After decades of robotic simulations focusing on modeling the dynamics of manipulators, the past decade has seen the introduction and widespread adoption of quality software libraries for simulating the dynamics and sensors of dextrous robots interacting with semi- realistic virtual environments. These libraries, and the algorithms that make them possible, are poised to be the scaffolding that supports virtual prototyping, robust planning, model predictive control, machine learning, and robot testing for the foreseeable future.
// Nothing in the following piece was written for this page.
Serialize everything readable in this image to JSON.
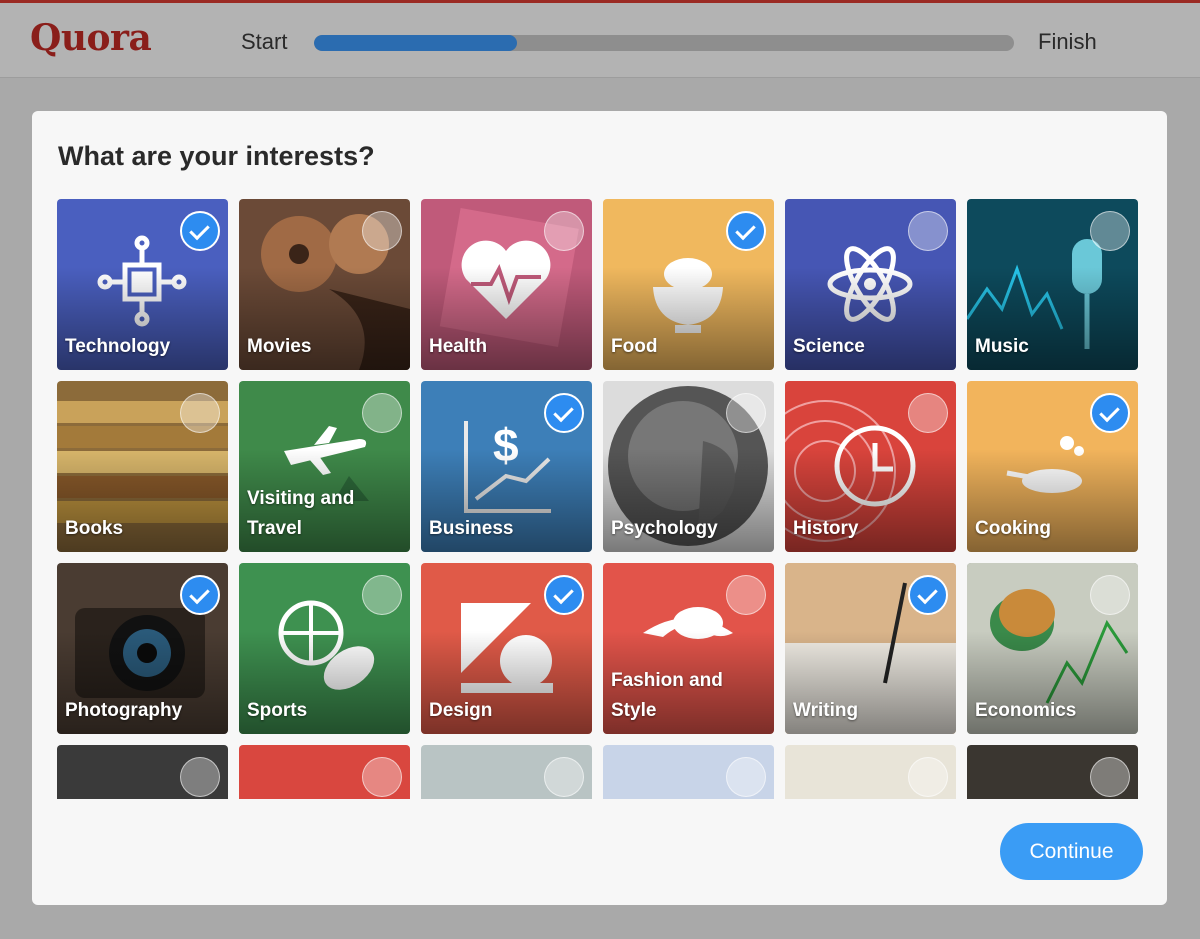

Significant challenges clearly remain until approaches become sufficiently robust, fast, and accurate for the two key tasks of robotic manipulation (including grasping) and locomotion. But what about after those problems are “solved”? We hope to identify the robotic tasks for which successful simulation would have the greatest impact on robotics research and industry. This workshop aimed to discover the grand challenges the simulation research community should tackle.
We aimed to stimulate discussion between the following participants:
- Simulation researchers. We are targeting the ability to model robots performing tasks for up to minutes at a time, which typically limits runtimes to no slower than 1/10 realtime. For dynamics, that context has mostly been limited to multi-rigid bodies, but we also invite researchers in flexible body dynamics, fracture, fluid dynamics, for example, to attend.
- Roboticists who use simulation for virtual testing.
- Roboticists who use simulation to generate data for machine learning methods.
- Roboticists who use simulation for virtual prototyping.
- Samuel Burden (University of Washington)
- Alejandro Castro (Toyota Research Institute)
- Nilanjan Chakraborty (Stony Brook University)
- Erwin Coumans (Google Brain)
- Sean Curtis (Toyota Research Institute)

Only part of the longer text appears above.